The new definition of "tobacco products" under city law would be changed to include e-cigarettes and related components, parts and accessories. If the ordinances pass, the display of e-cigarettes and smokeless tobacco would be banned in retail stores.
As reported in a Raymond James/CSP Daily News Flash on Friday, the documents were leaked by the Consumer Advocates for Smoke-free Alternatives Association (CASAA), an advocacy group aimed at raising awareness and protecting rights to access to reduced harm alternatives.
CASAA also has issued calls to action recently on e-cigarette use bans in California, Tooele, Utah and Canton, Mass.
Initially the New York City bills, drafted by the Health Department and introduced into the City Council at the request of Bloomberg, were silent concerning the city's position on e-cigarettes. "The bills were written with no intention of addressing electronic cigarettes at all," Health Department commissioner Thomas Farley told e-cigarette proponents at a hearing in May, according to Gothamist.

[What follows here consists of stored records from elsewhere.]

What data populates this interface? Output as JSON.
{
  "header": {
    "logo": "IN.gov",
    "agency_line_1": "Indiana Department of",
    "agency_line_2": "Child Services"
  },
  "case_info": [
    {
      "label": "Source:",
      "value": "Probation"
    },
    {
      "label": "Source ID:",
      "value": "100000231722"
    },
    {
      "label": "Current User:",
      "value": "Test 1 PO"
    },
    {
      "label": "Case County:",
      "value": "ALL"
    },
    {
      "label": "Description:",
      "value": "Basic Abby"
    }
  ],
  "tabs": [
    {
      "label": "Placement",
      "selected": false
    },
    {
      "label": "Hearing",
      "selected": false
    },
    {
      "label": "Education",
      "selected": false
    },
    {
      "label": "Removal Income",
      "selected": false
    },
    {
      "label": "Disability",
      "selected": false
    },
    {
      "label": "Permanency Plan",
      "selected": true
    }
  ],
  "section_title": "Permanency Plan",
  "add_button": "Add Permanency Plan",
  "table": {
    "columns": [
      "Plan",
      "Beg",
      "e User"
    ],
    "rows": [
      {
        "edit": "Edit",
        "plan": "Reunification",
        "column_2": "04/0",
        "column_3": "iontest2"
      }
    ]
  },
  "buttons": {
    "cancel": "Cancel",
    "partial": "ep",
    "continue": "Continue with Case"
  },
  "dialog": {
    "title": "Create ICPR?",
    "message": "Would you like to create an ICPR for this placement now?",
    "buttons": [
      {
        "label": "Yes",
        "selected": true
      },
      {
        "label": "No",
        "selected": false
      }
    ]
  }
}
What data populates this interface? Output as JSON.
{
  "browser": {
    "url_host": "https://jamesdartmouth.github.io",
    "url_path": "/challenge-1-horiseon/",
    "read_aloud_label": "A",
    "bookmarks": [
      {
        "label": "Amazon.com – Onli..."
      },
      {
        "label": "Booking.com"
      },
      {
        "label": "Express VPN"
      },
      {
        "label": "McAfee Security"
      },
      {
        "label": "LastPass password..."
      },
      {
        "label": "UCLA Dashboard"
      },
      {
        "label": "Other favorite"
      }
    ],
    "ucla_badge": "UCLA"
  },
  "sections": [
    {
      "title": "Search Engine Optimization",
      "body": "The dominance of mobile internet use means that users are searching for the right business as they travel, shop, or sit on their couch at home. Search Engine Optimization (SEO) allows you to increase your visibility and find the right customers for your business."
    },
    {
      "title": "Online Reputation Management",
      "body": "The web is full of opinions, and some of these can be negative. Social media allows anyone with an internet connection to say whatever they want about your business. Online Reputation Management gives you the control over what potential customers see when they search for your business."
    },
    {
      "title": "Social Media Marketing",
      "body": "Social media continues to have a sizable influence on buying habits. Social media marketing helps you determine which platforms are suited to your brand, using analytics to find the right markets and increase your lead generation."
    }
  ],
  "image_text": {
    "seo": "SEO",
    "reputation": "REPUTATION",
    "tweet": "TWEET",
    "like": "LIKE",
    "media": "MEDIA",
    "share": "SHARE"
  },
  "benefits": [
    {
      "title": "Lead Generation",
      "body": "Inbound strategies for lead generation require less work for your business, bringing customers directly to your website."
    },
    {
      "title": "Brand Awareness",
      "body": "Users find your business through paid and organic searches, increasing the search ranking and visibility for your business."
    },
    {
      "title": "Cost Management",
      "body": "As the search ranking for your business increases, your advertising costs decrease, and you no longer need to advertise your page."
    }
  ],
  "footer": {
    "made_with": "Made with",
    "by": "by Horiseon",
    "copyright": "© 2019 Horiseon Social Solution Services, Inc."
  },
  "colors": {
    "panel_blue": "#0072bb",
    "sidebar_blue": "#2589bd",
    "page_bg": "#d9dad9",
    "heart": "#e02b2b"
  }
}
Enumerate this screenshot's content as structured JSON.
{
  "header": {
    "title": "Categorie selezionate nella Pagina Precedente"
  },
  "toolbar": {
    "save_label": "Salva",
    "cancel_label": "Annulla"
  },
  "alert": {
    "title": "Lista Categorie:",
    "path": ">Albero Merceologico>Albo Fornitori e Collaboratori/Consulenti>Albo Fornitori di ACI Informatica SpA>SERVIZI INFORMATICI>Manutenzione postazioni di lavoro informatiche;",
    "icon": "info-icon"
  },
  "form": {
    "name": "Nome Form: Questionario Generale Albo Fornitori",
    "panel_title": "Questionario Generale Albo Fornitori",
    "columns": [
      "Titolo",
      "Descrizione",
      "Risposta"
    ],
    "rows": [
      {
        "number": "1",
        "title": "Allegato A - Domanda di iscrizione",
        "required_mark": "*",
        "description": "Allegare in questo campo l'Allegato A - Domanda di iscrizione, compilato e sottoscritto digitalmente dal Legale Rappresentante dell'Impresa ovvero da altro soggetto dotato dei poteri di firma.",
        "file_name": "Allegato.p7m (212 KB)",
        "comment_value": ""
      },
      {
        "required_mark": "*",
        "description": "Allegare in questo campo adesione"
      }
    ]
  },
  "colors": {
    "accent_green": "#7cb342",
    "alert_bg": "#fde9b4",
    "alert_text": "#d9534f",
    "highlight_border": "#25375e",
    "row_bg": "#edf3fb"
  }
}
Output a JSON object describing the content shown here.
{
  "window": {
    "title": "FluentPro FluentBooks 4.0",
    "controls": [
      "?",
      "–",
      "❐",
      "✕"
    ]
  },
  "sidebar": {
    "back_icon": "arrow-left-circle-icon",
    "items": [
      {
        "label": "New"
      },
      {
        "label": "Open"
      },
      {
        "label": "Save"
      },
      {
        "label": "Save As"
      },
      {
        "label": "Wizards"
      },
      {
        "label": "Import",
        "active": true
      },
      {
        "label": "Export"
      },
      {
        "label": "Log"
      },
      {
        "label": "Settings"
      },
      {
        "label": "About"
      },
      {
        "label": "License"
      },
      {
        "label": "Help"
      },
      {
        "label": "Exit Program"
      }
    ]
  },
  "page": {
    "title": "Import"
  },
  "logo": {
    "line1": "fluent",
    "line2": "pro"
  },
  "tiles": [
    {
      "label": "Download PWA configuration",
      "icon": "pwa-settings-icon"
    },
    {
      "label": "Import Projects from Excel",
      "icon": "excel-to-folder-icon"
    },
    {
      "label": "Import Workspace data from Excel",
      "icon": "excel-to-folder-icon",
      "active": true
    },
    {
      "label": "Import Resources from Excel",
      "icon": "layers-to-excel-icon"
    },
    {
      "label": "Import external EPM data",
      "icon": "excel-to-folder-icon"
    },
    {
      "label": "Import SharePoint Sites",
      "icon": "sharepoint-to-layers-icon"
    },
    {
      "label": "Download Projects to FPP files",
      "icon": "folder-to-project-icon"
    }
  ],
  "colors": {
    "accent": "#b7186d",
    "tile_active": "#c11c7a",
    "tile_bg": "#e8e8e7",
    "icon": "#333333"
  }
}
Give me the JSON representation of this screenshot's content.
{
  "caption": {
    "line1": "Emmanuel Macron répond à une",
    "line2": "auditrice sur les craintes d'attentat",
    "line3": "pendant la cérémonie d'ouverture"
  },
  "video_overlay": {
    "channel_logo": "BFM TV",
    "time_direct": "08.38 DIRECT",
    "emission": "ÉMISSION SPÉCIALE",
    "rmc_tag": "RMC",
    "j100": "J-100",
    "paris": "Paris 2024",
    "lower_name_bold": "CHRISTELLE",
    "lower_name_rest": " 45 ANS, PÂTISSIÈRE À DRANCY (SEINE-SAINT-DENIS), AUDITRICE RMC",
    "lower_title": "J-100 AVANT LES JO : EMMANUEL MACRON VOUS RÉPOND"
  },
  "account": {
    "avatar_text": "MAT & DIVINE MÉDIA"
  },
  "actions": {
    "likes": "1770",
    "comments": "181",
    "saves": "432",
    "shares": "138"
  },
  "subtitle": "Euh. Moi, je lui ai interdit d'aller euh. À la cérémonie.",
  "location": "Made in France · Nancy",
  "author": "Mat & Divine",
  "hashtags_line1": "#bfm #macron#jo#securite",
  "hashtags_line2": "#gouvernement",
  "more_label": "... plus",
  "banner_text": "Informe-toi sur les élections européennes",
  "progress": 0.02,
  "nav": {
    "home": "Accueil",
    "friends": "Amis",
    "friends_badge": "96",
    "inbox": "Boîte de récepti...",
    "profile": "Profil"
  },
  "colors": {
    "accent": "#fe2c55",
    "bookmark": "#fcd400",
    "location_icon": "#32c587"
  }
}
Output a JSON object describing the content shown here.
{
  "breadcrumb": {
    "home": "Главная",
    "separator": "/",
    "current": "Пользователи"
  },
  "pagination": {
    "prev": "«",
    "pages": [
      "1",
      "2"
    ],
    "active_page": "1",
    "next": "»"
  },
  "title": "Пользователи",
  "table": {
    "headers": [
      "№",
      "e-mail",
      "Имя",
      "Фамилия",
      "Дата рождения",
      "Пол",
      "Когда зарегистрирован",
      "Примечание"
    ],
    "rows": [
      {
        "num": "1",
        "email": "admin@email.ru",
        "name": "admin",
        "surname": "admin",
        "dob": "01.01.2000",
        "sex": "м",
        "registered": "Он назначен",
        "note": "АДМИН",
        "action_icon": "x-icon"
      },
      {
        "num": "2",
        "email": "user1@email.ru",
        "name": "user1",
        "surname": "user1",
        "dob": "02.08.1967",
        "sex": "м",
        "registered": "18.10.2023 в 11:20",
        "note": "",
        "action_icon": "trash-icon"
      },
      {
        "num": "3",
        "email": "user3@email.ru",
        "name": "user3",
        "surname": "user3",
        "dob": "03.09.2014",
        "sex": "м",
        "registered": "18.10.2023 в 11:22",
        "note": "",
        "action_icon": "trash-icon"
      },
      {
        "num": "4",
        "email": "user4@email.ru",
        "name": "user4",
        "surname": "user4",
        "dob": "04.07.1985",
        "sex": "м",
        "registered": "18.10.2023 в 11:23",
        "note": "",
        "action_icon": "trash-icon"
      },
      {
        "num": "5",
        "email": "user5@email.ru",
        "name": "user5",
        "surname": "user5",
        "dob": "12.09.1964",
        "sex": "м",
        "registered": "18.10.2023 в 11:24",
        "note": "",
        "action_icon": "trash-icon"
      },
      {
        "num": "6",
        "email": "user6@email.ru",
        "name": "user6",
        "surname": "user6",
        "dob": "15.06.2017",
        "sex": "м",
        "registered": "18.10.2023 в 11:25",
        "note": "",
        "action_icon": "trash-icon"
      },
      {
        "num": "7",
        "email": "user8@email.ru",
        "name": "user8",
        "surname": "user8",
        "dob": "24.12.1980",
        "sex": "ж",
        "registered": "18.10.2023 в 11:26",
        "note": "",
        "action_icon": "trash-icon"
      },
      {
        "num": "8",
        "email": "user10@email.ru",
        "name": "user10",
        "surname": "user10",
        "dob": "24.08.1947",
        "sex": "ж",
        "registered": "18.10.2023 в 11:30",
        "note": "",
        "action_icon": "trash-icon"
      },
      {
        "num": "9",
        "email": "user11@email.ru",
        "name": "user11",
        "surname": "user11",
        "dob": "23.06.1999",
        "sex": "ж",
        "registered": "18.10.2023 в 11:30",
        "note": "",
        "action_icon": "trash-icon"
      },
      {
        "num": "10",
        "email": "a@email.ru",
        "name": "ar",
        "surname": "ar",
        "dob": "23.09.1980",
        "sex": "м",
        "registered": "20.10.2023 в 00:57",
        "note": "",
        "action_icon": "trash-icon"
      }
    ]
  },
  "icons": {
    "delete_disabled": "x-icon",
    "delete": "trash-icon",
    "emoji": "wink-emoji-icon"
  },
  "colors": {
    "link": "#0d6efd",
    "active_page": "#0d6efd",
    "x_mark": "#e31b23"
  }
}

The draft language reveals that this is no longer the case, said the report. While menthol and tobacco flavored e-cigarettes would ostensibly remain available at convenience stores, the burgeoning flavored e-cig market would be relegated to "tobacco bars," of which there are very few in New York City, the report said, mostly because they must have been in existence before Dec. 31, 2001.
"This is a de facto ban on electronic cigarettes," Dr. Michael Siegel, a professor of Community Health Sciences at the Boston University School of Public Health and a supporter of electronic cigarettes, told Gothamist. "Pretty much all electronic cigarettes are flavored; they're essentially flavored products. You're basically telling a bunch of ex-smokers to go back to cigarettes. I think this would be a public health disaster."
The bill also makes the claim that, "Electronic cigarette marketing is often designed to deter smokers from quitting and to attract youth."
"It's an inane statement and there's no support for it. It just doesn't make any sense. It's crazy," Siegel said. "What e-cig companies want you to do is use their products as much as possible, otherwise they don't make as much money."
Bloomberg spokesperson Samantha Levine declined to comment on the specific language in the bills, telling the news outlet only, "We are in ongoing discussions with the Council."
A spokesperson with the Health Department also declined to comment on the language of the draft; it told Gothamist : “We are currently working on several tobacco bills with the Council. As part of any legislative process, there are various drafts and versions before a bill becomes final."
CASAA spokesperson Gregory Conley said he was surprised at the proposed bill's language given the tenor of the meeting in May. "Approximately 20 e-cigarette users spoke before the Health Committee and it was strongly implied by the Council members that the ordinances would be amended to protect consumer access to low-risk alternatives," he told the website. "It appears that the Bloomberg administration is banking on the City Council rubber stamping their new ordinances, the passage of which would constitute a backdoor, unannounced ban on the sale of flavored e-cigarettes and e-cigarette liquid in New York City."